Stronger heroin means different clientele for dealers

Smoking and snorting replace need for injection

January 06, 1999|By NEW YORK TIMES NEWS SERVICE

SAN FRANCISCO -- The heroin that killed singer Boz Scaggs' son on New Year's Eve is a potent form that during the 1990s has lured more people from various walks of life into using a drug once associated only with skid row junkies.

In years past, when street-grade heroin was 3 percent to 5 percent pure, injecting it was the only way to get high.

But during the past decade, purity has shot up to as much as 50 percent or 60 percent, while the price has fallen to as little as $40 a gram.

The result: More people have been willing to snort and smoke it.

While those methods don't produce as strong a high, they are less intimidating.

It was not known Monday what method Oscar Scaggs used to ingest the fatal dose of heroin.

"It's getting more common now, and people are not shooting it as much anymore. We're finding a lot more people who are smoking it," said police Inspector Matt Hanley, a 10-year veteran of the city's narcotics division.

"They call it `chasing the dragon.' "

The "dragon" refers to the way the heroin smoke swirls up from a heated base -- usually empty pen tubes or straws -- as users draw it into their lungs.

David E. Smith, founder of the Haight Ashbury Free Clinic, said he's convinced that heroin dealers are targeting young people as aggressively as cigarette makers have.

Smith had been working with the 21-year-old Scaggs to try to keep him off heroin.

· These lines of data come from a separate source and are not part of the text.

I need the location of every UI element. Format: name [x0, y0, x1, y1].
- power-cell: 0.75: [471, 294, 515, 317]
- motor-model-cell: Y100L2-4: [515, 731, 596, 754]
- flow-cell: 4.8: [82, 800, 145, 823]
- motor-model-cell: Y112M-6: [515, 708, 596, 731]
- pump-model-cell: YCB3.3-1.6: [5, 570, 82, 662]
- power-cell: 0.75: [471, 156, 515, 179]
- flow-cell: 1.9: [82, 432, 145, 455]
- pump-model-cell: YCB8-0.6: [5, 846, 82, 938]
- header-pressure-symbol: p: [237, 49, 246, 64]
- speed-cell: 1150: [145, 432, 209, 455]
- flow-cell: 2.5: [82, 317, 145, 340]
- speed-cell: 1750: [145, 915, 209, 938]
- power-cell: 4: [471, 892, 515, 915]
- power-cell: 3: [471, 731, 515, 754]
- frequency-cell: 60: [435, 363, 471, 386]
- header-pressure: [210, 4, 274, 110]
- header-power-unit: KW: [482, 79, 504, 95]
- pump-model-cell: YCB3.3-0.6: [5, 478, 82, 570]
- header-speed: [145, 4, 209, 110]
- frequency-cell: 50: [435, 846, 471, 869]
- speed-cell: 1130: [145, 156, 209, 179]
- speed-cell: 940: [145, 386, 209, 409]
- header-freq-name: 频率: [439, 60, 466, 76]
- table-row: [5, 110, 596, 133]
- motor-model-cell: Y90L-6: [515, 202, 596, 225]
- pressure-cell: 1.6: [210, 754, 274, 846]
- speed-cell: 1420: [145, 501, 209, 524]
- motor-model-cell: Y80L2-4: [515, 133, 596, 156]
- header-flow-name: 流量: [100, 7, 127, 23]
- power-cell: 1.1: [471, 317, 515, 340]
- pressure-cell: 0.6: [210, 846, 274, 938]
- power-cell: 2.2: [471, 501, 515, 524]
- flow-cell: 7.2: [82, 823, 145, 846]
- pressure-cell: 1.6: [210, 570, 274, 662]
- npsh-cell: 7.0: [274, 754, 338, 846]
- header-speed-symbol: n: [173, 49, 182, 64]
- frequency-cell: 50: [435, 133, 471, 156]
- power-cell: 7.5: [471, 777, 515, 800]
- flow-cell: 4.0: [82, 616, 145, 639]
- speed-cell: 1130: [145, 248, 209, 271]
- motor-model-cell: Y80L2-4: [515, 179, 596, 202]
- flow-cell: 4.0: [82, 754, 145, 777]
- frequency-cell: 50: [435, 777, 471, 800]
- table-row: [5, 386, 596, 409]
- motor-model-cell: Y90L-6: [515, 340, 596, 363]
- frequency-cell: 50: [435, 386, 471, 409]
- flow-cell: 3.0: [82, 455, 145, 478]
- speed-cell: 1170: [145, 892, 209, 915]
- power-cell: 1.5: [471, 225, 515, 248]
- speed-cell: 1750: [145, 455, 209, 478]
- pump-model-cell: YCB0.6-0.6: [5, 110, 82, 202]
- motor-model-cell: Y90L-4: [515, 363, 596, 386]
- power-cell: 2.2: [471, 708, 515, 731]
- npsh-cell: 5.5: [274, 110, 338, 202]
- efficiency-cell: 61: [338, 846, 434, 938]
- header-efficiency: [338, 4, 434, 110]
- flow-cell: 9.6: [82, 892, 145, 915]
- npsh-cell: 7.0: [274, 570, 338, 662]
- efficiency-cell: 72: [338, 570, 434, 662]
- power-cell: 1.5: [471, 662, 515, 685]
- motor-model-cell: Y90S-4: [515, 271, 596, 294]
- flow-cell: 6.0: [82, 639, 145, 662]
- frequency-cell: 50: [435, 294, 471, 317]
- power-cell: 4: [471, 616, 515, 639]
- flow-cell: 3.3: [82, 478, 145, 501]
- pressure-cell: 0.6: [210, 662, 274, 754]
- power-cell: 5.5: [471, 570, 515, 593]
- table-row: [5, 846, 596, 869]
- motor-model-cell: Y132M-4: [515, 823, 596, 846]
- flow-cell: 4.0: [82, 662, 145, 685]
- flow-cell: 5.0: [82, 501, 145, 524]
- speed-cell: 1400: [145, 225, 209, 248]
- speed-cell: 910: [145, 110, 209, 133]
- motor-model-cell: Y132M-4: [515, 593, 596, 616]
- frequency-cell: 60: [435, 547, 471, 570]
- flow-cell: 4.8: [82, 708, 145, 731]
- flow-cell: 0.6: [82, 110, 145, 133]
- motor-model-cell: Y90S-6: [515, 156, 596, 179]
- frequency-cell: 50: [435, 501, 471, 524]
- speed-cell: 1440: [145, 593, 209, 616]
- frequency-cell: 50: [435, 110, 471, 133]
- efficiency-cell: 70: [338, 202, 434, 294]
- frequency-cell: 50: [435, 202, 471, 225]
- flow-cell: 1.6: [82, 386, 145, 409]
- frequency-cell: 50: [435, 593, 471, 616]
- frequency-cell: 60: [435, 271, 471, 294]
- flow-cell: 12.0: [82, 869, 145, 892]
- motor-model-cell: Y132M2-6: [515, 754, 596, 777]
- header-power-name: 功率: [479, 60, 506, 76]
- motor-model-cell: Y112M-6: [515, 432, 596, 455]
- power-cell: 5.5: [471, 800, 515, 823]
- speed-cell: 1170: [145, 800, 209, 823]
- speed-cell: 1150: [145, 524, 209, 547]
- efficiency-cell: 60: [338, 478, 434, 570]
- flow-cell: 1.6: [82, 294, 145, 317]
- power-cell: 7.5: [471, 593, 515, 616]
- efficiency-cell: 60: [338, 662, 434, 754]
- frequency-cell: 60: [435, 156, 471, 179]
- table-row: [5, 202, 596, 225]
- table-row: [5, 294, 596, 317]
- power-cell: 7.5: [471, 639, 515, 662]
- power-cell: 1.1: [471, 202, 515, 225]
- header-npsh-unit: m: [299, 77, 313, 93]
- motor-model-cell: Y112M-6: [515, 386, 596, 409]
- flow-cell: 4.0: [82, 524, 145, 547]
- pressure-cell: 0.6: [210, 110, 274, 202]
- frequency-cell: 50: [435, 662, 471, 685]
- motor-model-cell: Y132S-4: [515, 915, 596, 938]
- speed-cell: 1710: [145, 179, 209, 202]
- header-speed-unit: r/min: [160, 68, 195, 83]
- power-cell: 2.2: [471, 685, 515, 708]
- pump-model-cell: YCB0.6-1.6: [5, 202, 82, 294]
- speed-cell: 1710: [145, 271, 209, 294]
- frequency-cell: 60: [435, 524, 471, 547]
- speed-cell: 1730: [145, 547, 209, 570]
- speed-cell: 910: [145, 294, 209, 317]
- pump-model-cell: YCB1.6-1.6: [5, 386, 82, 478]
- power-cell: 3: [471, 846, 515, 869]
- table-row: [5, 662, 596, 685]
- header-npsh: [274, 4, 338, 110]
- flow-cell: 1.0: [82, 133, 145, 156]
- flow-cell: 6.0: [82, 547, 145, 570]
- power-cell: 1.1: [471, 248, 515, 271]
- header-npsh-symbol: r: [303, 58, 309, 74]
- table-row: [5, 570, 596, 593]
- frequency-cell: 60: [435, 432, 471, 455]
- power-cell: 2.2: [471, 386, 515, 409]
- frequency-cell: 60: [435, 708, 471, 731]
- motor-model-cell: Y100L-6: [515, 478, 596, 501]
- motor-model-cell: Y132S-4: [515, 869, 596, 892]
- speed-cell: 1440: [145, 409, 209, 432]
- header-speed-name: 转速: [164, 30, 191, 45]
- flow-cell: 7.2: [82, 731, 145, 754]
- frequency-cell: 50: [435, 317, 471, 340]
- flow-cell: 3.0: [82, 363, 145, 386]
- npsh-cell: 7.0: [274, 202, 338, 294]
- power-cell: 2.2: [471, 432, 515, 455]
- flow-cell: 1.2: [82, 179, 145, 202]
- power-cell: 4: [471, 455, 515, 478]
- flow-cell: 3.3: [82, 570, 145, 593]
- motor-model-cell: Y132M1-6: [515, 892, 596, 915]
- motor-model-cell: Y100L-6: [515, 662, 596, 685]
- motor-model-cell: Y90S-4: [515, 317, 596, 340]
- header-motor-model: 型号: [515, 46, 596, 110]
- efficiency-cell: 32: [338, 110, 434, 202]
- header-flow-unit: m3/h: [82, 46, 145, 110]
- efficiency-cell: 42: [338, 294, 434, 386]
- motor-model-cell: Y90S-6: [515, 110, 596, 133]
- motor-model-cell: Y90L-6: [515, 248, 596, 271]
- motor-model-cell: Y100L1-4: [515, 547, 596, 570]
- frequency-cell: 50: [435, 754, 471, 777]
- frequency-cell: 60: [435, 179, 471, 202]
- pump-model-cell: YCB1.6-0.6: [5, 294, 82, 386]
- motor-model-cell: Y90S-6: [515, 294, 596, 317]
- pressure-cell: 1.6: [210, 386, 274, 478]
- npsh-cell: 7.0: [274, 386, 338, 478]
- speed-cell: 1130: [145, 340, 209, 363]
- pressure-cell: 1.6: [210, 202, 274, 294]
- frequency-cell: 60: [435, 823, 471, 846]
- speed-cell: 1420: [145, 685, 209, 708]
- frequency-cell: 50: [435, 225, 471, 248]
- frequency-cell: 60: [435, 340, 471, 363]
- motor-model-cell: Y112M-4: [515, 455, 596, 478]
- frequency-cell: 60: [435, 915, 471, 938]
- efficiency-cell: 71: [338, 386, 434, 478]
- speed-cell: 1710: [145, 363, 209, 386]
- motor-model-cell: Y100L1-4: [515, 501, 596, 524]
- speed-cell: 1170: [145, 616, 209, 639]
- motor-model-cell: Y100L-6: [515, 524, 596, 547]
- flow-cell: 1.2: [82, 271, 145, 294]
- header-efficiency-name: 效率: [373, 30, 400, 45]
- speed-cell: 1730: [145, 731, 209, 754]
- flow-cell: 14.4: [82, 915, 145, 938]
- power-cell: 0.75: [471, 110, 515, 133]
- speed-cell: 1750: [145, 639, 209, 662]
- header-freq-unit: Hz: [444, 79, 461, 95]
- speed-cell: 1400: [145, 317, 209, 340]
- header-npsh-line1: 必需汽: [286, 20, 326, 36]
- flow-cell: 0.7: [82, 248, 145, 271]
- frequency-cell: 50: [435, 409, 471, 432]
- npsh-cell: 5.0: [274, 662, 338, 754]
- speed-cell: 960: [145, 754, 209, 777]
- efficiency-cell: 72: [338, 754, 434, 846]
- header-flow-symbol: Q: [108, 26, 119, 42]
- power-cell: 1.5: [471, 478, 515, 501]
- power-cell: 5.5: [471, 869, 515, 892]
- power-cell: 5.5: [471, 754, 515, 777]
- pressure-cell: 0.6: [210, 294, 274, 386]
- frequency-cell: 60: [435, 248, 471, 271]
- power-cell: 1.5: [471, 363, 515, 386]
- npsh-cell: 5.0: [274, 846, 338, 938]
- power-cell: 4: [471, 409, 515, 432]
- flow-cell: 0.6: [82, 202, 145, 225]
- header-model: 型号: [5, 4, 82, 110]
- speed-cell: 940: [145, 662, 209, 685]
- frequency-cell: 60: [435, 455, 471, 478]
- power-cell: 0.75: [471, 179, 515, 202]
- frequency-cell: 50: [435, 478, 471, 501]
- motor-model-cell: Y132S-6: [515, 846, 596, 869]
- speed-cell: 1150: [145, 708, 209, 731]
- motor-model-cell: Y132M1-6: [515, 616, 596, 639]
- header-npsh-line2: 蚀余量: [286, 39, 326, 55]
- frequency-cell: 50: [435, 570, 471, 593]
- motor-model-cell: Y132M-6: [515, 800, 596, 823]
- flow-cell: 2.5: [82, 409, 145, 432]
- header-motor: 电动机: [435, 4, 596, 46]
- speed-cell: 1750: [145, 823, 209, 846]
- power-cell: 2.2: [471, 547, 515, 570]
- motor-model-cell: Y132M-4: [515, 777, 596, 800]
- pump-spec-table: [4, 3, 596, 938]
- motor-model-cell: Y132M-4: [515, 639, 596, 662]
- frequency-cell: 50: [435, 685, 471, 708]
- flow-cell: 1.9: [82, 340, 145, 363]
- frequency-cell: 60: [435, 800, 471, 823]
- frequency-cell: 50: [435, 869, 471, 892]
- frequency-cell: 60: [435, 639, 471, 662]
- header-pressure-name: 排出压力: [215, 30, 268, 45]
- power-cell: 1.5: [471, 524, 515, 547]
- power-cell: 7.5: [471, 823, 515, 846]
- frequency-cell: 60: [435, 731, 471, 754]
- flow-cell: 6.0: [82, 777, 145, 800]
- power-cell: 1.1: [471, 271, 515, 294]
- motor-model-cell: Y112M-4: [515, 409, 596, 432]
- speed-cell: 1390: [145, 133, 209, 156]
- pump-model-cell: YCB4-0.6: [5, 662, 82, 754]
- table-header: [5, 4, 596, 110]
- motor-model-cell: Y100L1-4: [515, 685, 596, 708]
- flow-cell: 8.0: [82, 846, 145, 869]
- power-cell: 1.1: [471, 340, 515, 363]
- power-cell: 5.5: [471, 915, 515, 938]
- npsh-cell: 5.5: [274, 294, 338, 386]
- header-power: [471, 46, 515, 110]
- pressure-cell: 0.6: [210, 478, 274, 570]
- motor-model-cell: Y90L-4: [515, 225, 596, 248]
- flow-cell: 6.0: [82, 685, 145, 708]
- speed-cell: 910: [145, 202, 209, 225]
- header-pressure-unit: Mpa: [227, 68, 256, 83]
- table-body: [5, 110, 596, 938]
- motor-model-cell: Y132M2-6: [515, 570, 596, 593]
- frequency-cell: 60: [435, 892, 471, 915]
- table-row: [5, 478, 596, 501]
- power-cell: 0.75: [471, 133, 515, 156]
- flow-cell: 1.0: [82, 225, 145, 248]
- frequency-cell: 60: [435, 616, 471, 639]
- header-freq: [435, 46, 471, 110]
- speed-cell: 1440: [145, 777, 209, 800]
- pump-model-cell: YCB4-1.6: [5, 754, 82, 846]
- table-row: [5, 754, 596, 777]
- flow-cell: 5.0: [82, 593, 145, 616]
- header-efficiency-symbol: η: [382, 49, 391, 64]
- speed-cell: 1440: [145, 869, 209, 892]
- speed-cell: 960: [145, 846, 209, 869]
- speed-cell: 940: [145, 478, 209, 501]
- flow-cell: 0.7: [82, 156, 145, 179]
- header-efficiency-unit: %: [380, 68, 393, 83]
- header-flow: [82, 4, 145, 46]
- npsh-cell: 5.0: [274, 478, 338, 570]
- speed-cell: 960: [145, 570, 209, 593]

"The kids don't know whether it's 6 percent or 60 percent. It's buyer beware," Smith said.

He said heroin dealers have learned how to attract customers by flooding the market with the cheap, potent product.

Once people are hooked, the dealers can cut it and raise the prices.

"Just like the tobacco industry, it's in a very immoral way marketed to youth. They must have gone to the same business school," Smith said.

Quitting heroin is extremely difficult, and few people manage it successfully.

Instead, many experts believe in methadone maintenance as a way to keep addicts' cravings at bay, allowing them to return to somewhat normal lives.

However, methadone is strictly regulated by the federal government.